What causes this? This type of kickback happens when the kerf closes in on the blade and “grabs” it. It happens frequently when sawing long, wide boards near the middle. When lumber isn’t perfectly straight and flat (and it never truly is) it can’t be held in firm contact with the fence and bed of the saw at every point. As the cut proceeds and the wood moves into closer contact with the fence and/or bed, the kerf changes shape and can impinge on the path of the blade. When cutting long, wide stock on a sliding miter saw, some woodworkers like to start by making a partial chop cut near the fence side of the blade. Doing so helps soften the effects of any binding that takes place.
Other factors contribute to blade binding, including one or two that are entirely preventable. Wet wood or wood with a high pitch content is more “sticky” and can be more grab-prone. A dull or inappropriate blade will also have more of a tendency to bind. On a sliding miter saw, a dull blade with an aggressive hook angle and too few teeth is a recipe for jagged cuts, short bits of cutoff ricocheting hither and yon, and a generally unpleasant sawing experience at the very least. A quality blade designed for use on a slider (such as Freud’s LU91R Sliding Compound Miter Saw Blade) will not only help cut down on binding, but will also make a world of difference in quality of cut the saw delivers.
You should also check to make sure the saw is functioning properly. The blade needs follow a perfectly straight path throughout the cut to avoid rubbing up against the kerf. Make sure that bevel and miter settings are holding fast, that the blade is on tight, and that there’s no appreciable slop in any of the working parts.
It’s a good idea to make sure that the two sides of the fence are on the same plane.
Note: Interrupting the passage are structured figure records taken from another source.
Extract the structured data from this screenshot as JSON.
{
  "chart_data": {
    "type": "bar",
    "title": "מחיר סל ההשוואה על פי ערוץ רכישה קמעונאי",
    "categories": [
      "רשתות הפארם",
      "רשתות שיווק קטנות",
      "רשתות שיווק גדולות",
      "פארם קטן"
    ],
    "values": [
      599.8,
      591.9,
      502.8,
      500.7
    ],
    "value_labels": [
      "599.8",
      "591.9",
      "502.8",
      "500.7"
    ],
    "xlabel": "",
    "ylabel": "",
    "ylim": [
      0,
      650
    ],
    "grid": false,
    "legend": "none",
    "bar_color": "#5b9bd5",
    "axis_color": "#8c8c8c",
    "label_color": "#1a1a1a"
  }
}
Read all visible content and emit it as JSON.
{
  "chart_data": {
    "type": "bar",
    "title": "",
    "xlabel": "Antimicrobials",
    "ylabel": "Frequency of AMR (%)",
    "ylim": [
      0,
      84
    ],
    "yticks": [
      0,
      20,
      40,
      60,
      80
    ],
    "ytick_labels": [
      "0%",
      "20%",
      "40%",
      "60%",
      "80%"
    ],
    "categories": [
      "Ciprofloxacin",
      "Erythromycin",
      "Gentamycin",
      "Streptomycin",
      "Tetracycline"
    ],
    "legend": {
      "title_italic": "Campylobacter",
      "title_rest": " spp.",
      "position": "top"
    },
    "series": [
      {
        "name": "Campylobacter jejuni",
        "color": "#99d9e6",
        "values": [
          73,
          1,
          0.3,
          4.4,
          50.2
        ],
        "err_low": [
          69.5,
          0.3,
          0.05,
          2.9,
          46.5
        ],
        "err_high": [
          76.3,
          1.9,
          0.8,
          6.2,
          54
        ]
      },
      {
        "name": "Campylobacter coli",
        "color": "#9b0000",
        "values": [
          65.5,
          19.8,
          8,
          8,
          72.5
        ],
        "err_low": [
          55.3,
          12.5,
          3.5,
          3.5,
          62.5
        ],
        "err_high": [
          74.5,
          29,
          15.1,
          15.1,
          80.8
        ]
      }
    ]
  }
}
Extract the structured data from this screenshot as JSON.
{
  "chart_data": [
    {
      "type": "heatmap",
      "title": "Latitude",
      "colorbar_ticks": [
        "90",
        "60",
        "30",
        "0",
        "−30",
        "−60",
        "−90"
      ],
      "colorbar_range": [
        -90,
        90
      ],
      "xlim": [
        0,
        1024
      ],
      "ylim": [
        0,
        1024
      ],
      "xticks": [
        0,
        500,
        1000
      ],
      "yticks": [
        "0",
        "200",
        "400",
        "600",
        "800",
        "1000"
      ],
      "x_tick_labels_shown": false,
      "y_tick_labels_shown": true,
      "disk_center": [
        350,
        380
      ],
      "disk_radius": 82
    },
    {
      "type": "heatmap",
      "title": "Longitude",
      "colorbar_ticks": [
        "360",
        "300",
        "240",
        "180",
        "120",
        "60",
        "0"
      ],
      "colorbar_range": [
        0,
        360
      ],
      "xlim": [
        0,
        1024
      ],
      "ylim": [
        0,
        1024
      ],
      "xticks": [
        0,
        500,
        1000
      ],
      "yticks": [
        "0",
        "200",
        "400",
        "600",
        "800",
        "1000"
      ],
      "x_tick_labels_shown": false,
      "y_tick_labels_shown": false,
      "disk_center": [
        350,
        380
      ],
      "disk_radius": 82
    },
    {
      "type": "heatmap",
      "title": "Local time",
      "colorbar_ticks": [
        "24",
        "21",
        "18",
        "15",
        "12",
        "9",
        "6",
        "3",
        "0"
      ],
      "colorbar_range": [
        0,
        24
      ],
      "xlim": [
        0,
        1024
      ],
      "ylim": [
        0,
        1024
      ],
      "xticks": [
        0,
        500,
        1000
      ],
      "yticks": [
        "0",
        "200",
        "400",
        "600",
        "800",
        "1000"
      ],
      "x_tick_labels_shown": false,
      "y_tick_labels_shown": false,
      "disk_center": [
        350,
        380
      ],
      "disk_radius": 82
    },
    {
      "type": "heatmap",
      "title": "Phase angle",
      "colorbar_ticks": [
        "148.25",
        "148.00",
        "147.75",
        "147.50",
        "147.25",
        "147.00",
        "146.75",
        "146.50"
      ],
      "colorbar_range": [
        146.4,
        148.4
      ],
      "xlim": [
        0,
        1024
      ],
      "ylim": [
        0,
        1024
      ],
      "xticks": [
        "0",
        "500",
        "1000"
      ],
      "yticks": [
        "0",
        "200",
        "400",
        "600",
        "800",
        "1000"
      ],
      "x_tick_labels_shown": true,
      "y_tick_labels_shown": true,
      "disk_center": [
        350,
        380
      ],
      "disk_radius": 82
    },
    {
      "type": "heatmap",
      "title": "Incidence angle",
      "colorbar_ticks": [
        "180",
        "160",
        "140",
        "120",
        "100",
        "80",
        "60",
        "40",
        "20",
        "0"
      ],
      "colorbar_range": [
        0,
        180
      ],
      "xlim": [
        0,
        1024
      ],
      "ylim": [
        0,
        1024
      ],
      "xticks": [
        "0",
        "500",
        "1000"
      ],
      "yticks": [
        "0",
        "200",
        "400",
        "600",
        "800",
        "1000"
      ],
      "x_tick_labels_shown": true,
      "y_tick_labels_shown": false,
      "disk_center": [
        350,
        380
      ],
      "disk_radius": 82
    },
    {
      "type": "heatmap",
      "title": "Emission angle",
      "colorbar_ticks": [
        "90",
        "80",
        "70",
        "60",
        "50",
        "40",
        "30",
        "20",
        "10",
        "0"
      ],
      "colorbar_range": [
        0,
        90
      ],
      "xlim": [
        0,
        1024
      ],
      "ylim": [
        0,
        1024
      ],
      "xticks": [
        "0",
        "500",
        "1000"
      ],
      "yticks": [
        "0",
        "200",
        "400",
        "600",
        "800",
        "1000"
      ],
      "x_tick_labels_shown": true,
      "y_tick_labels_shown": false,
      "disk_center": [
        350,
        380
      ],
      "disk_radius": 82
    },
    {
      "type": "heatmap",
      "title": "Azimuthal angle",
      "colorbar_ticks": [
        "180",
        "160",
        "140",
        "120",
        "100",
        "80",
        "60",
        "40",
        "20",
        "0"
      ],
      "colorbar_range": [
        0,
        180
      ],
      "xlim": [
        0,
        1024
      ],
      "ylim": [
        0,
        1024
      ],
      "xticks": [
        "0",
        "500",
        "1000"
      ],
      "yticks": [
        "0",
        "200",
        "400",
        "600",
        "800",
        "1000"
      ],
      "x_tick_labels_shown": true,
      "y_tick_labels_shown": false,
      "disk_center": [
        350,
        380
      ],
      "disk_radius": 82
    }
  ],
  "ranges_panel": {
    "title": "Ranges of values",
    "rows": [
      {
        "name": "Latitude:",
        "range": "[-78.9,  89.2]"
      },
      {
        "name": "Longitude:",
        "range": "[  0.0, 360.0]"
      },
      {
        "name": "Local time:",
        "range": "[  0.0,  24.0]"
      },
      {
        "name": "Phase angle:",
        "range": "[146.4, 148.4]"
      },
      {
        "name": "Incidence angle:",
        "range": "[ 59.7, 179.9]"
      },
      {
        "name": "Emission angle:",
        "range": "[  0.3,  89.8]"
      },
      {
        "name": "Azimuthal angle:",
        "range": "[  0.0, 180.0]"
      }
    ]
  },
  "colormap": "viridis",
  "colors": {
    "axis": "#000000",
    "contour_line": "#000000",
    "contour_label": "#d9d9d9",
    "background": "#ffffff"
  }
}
If they are not, and the fence is not adjustable, the problem can be corrected by adding a shop-made sub-fence to ether side and shimming until the two are exactly coplanar. If all is working correctly and you are using a sharp, appropriate blade, the vast majority of your cuts should be near glass smooth and trouble free.
Another unpleasant miter saw event happens when the blade catches the edge of a piece of cutoff and fires it across the shop. Occurring most often with very small pieces of stock, this type of “kickback” is rarely puts the operator in great physical danger (as long as appropriate safety equipment is in use). But it is startling, and can be very annoying when the sawn-off projectile - which can be extremely difficult to find - is the part you need.
A good blade and a correctly functioning saw are the best defense against flying cutoff. It’s also advisable to use a moderate slicing stroke instead of slamming though the wood as fast as you can (chop saw is a name, after all, not an instruction). Another trick is to let the blade come to a complete stop before lifting it up past the stock. If everything else is in order, doing so should leave even tiny cut off ends lying right next to the blade.
NOTE: * Please read your saw’s owner’s manual for a more complete list of safety rules.